There is also growing interest in cryptocurrency derivatives trading among clients, as the market awaits the approval of a spot bitcoin exchange-traded fund (ETF) by the U.S. securities regulator, Mathew McDermott, the investment bank’s global head of digital assets, told Reuters in a report posted Wednesday (Dec. 13).
While bitcoin has experienced a 50% surge this quarter, McDermott said his focus extends beyond cryptocurrency, according to the report. He aims to develop digital assets beyond cryptocurrencies, including blockchain-based tokens that represent traditional assets like bonds.
McDermott said there is a “huge appetite” for digital assets, which has grown significantly over the past year, the report said.
Banks have long been intrigued by the potential of utilizing blockchain technology to trade assets other than cryptocurrencies, per the report. However, implementing this on a large scale would require a major overhaul of the technology infrastructure supporting financial markets.
McDermott believes that using blockchain could bring operational and settlement efficiencies, as well as reduce risks in financial markets, according to the report. Blockchain technology could enable faster and more precise transfer of collateral and liquidity between parties.
Although there have been pilot projects to issue blockchain-based versions of bonds, routine issuance and a liquid secondary market have yet to be established, the report said.
McDermott expects a significant increase in on-chain trading volumes within the next one to two years, with marketplaces at scale taking three to five years to develop, per the report. However, he acknowledged that fully replicating the majority of financial markets exclusively on blockchain is still a distant prospect.
Goldman Sachs found that 16% of the clients it surveyed expect more than 10% of the financial market to be “tokenized” in the next three to five years, according to the report.
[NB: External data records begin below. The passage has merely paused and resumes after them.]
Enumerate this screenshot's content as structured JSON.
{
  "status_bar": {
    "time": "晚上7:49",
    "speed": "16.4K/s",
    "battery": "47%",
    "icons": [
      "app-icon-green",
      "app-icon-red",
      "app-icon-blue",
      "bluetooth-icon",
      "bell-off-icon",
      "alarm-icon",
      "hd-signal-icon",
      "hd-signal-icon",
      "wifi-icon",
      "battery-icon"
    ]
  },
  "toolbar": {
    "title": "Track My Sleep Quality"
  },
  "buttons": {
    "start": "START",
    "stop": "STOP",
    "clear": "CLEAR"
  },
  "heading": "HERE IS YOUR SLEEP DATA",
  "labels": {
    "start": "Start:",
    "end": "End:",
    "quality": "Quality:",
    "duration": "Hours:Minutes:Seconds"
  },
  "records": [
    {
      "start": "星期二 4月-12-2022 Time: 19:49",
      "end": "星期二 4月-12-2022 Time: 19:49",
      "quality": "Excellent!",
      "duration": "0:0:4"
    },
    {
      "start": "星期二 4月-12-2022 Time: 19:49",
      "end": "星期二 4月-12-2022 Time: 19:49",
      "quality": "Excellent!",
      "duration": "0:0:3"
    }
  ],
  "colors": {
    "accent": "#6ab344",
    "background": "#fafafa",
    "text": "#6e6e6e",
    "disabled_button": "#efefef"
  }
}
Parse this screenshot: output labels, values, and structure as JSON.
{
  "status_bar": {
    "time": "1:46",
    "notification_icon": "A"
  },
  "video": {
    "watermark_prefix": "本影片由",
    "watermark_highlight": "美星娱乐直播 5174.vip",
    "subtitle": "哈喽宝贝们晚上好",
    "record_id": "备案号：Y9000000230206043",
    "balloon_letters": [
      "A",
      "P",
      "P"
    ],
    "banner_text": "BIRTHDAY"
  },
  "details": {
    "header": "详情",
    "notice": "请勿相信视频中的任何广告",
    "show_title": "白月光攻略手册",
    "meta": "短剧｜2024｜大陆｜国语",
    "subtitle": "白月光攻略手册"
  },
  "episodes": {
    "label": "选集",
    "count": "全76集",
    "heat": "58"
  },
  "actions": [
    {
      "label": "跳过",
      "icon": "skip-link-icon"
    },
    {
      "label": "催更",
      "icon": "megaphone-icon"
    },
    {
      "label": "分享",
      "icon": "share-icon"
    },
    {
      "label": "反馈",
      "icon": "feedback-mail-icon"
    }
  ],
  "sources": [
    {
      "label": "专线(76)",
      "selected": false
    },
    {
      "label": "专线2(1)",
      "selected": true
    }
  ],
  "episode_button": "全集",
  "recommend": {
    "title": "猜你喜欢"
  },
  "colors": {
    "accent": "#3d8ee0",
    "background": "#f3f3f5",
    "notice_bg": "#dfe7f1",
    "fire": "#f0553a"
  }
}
McDermott also mentioned that Goldman Sachs operates a team trading cryptocurrency derivatives for institutional clients, although the market remains relatively small, the report said. He believes that the approval of a bitcoin ETF could attract new institutional investors to the asset class.
It was reported in October that the possible approval of the first U.S. spot bitcoin ETFs was driving up the value of the world’s largest cryptocurrency. Crypto proponents say ETFs would lead to greater adoption of digital assets.